Teams should use Dynamic Client Registration when many tools need to onboard quickly, but only with ownership, expiry, and revocation rules attached. The registration process should be treated like any other non-human identity lifecycle event. Without that, onboarding convenience becomes another source of unmanaged access.
Why Dynamic Client Registration is both useful and risky for AI agents
dynamic client registration can reduce onboarding friction when dozens of tools, copilots, and orchestration layers need to attach to the same AI workflow. The security issue is not registration itself, but the fact that agent identities can be created faster than governance can catch up. For autonomous systems, the identity lifecycle must include ownership, scope, expiry, and revocation from the first request. That is the same reason OWASP NHI Top 10 and the OWASP Agentic AI Top 10 both emphasize identity sprawl and tool abuse as core risks, not side issues.
Current guidance suggests treating every dynamically registered agent client as a live NHI with a defined business owner and a measurable purpose. That means the registration event should not simply issue a client ID and secret, then assume policy will be added later. In practice, later is too late. Once an agent can call tools, retrieve context, or chain actions, the blast radius grows quickly. NIST frames this well in the NIST AI Risk Management Framework, which pushes organisations to govern the full lifecycle of AI systems rather than only their initial build state. In practice, many security teams discover registration drift only after an autonomous workflow has already accumulated access across multiple systems.
How it should work in an agentic workflow
For agent workflows, Dynamic Client Registration should be paired with just-in-time credential issuance, intent-based authorisation, and workload identity binding. The agent should prove what it is, what it is allowed to do, and for how long, at the moment it requests access. That is the operational difference between a manageable NHI and an uncontrolled one. The identity itself should be short-lived and tied to the workload, not to a human convenience process.
In practice, security teams should require:
- Named ownership for every registered agent client, with an approval path.
- Short TTLs for client credentials and automatic revocation on task completion.
- Policy checks at runtime, not only at registration time.
- Scope limits that match the agent’s current intent, not its hypothetical future use.
- Evidence that secrets are ephemeral and not copied into long-lived config stores.

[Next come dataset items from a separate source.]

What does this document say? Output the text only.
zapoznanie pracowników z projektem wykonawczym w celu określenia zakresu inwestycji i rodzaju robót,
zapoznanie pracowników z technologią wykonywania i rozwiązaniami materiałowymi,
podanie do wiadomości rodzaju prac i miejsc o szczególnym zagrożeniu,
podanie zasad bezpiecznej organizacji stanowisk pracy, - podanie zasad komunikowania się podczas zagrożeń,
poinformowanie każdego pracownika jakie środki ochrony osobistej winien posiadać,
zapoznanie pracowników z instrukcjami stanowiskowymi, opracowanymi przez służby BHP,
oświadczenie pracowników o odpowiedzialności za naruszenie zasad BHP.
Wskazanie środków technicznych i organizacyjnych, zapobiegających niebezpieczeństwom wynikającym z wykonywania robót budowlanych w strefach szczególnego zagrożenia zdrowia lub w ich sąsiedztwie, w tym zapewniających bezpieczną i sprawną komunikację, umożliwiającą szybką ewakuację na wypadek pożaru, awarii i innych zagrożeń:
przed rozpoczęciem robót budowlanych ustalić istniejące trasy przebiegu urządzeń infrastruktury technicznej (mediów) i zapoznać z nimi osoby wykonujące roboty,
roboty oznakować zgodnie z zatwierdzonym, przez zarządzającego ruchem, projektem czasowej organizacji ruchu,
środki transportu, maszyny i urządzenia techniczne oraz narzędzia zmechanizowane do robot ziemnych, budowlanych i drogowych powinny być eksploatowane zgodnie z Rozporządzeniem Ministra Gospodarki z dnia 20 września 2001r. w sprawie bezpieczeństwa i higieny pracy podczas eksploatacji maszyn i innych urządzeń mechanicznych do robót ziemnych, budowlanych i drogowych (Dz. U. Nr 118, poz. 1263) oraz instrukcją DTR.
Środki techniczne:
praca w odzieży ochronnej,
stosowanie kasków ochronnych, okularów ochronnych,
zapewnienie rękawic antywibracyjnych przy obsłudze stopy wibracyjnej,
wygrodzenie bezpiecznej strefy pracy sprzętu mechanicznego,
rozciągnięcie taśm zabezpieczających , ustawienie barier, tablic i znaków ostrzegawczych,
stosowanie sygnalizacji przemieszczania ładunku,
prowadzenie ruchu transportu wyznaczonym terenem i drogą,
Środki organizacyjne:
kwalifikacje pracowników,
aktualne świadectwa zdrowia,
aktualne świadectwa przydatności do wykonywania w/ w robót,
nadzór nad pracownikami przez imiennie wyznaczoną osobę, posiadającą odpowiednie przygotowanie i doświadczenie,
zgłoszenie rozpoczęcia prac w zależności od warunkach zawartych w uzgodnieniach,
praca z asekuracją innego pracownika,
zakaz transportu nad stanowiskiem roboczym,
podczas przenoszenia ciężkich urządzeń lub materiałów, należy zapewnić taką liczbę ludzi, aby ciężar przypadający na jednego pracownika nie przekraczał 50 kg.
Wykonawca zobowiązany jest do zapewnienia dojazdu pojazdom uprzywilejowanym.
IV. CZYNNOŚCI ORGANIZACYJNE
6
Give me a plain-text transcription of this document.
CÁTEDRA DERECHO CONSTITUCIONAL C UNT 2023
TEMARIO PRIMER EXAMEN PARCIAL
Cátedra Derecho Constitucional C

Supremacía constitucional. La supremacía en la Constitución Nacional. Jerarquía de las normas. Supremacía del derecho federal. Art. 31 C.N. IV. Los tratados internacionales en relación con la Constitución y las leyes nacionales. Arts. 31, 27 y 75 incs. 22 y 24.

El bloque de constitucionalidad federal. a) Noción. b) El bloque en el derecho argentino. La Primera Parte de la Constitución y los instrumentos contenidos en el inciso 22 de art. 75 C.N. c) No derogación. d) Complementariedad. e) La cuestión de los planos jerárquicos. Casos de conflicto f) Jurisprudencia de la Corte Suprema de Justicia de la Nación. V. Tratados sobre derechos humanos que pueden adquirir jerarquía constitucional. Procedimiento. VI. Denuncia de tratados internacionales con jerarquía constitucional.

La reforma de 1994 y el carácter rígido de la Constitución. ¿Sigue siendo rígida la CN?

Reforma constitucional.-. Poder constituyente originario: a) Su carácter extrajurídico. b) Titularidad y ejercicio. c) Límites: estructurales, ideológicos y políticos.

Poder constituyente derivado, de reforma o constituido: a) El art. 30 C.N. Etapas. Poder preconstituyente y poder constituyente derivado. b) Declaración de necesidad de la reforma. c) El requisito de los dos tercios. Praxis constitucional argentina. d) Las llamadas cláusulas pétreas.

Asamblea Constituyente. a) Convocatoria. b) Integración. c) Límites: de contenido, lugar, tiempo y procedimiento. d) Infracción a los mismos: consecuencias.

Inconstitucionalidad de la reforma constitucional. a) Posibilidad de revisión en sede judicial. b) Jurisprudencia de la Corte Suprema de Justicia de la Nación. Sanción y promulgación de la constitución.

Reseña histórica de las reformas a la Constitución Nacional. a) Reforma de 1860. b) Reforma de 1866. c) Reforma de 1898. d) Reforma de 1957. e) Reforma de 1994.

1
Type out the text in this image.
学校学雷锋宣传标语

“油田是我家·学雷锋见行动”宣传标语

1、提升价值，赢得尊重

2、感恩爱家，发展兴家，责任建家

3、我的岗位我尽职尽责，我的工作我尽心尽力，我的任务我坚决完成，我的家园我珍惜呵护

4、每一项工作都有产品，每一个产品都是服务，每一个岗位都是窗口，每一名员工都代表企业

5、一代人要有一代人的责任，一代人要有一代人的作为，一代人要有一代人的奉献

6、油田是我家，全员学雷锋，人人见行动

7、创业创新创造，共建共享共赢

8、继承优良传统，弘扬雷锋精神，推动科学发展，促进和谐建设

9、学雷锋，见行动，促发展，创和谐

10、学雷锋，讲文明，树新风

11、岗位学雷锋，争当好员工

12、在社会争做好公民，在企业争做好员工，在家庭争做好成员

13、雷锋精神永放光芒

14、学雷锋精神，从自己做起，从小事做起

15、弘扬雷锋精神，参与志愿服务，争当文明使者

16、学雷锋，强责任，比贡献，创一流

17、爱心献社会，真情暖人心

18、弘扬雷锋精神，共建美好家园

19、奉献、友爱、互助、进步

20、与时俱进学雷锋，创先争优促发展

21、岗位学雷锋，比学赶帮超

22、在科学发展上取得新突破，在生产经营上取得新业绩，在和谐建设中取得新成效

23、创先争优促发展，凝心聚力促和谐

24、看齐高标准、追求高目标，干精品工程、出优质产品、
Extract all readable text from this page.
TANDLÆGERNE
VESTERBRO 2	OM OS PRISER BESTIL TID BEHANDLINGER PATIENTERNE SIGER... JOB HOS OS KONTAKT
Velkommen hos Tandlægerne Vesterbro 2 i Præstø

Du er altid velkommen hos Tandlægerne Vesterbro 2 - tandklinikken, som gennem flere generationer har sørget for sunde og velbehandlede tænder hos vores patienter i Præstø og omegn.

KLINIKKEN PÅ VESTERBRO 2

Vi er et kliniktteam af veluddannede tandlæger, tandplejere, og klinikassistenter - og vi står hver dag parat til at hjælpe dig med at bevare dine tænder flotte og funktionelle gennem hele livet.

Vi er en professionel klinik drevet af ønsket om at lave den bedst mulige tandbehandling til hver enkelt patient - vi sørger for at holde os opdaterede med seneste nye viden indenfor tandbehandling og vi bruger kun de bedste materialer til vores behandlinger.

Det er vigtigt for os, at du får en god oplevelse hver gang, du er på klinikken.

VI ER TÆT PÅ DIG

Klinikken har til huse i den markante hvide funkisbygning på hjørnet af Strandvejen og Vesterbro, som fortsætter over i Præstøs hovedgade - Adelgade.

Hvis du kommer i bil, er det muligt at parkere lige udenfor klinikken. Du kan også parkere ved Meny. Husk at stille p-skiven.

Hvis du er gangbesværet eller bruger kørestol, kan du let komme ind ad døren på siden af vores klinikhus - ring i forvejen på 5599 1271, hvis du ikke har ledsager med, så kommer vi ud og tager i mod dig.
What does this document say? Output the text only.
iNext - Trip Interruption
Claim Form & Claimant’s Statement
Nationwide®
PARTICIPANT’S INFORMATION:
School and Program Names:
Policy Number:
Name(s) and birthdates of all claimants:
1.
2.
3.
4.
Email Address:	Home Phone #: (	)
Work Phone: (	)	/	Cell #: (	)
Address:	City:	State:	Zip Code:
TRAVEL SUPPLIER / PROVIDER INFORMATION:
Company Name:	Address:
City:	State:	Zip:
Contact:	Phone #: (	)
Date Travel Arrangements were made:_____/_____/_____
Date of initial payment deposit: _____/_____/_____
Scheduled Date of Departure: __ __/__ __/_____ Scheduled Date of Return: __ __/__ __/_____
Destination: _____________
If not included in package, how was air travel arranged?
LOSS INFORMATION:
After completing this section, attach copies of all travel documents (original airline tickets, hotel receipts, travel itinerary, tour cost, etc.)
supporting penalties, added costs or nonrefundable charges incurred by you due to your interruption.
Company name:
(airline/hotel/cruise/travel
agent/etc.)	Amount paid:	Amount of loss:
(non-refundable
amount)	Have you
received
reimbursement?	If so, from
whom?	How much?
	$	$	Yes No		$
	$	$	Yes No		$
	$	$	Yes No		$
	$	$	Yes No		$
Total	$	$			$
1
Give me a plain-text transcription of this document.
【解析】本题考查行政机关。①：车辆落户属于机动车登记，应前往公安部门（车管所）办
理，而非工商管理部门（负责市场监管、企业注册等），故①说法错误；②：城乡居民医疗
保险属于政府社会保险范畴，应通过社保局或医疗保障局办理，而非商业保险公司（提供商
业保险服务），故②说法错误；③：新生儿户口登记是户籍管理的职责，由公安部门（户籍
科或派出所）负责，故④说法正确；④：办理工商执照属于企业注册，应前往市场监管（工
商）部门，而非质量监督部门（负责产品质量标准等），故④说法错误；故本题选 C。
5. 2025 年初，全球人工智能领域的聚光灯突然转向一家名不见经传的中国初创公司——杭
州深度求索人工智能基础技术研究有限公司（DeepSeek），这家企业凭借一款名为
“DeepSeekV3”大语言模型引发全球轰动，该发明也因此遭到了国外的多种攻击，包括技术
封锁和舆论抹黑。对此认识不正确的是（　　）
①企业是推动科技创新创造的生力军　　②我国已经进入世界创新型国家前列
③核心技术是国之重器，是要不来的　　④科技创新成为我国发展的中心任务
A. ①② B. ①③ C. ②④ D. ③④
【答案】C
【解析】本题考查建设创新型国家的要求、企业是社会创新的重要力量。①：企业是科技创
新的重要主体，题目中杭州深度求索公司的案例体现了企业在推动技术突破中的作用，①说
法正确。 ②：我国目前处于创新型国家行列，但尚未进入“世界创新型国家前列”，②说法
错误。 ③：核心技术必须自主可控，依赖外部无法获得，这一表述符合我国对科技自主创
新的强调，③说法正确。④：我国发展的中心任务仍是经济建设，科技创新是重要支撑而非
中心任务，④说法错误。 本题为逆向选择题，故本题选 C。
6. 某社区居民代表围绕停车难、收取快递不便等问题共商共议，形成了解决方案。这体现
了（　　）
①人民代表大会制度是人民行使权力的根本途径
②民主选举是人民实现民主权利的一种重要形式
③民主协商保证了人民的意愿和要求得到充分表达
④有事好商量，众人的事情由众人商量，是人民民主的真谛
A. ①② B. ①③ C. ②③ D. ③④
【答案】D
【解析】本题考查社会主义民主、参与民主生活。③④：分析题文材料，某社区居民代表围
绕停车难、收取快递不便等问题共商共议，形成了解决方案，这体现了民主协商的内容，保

This is where workload identity matters. Agent platforms often need cryptographic proof of workload identity, such as SPIFFE-aligned patterns or OIDC-issued tokens, because static secrets are brittle when agents can be redeployed, chained, or delegated across services. The problem is visible in real incident research like the AI LLM hijack breach and the Moltbook AI agent keys breach, where exposed or over-permissioned credentials turned AI access into an attacker foothold. These controls tend to break down when registration is automated at scale across loosely governed sandboxes because ownership and expiry are not enforced with the same rigor as the client creation event.
Where the tradeoffs and edge cases appear
Tighter registration controls often increase operational overhead, requiring organisations to balance faster onboarding against stronger accountability. There is no universal standard for this yet, especially in mixed environments where humans, service accounts, and autonomous agents share the same control plane. Best practice is evolving, but one point is clear: the more autonomous the workflow, the less acceptable it is to rely on static roles and standing access.
Edge cases appear when agents are spawned per task, delegated across multiple tools, or used in ephemeral test environments. In those cases, a manual approval for every registration can slow delivery, while fully open registration can create unmanaged access. The practical middle ground is policy-as-code with real-time evaluation, so the system can issue a client only when context, owner, workload attestation, and intended purpose all match. That approach aligns with the intent of the CSA MAESTRO agentic AI threat modeling framework and the NIST AI Risk Management Framework, both of which support lifecycle governance rather than one-time provisioning.
When organisations need stronger reference points, the OWASP NHI Top 10 and DeepSeek breach analysis both reinforce a simple rule: convenience-driven identity creation becomes dangerous once secrets, data access, and autonomous actions converge in the same workflow.
Standards & Framework Alignment
This section maps relevant standards and security frameworks to the operational risks and controls described in this guidance.
OWASP Non-Human Identity Top 10, OWASP Agentic AI Top 10 and CSA MAESTRO define the specific risk controls and attack patterns relevant to this topic.
| Framework | Control / Reference | Relevance |
|---|---|---|
| OWASP Non-Human Identity Top 10 | NHI-03 | Dynamic registration still needs expiry and revocation to prevent credential sprawl. |
| OWASP Agentic AI Top 10 | A1 | Agent tool access must be governed at runtime, not trusted after onboarding. |
| CSA MAESTRO | GOVERN | MAESTRO stresses lifecycle governance for agent identities and permissions. |
Assign owners, define purpose, and enforce continuous review for every dynamically registered agent.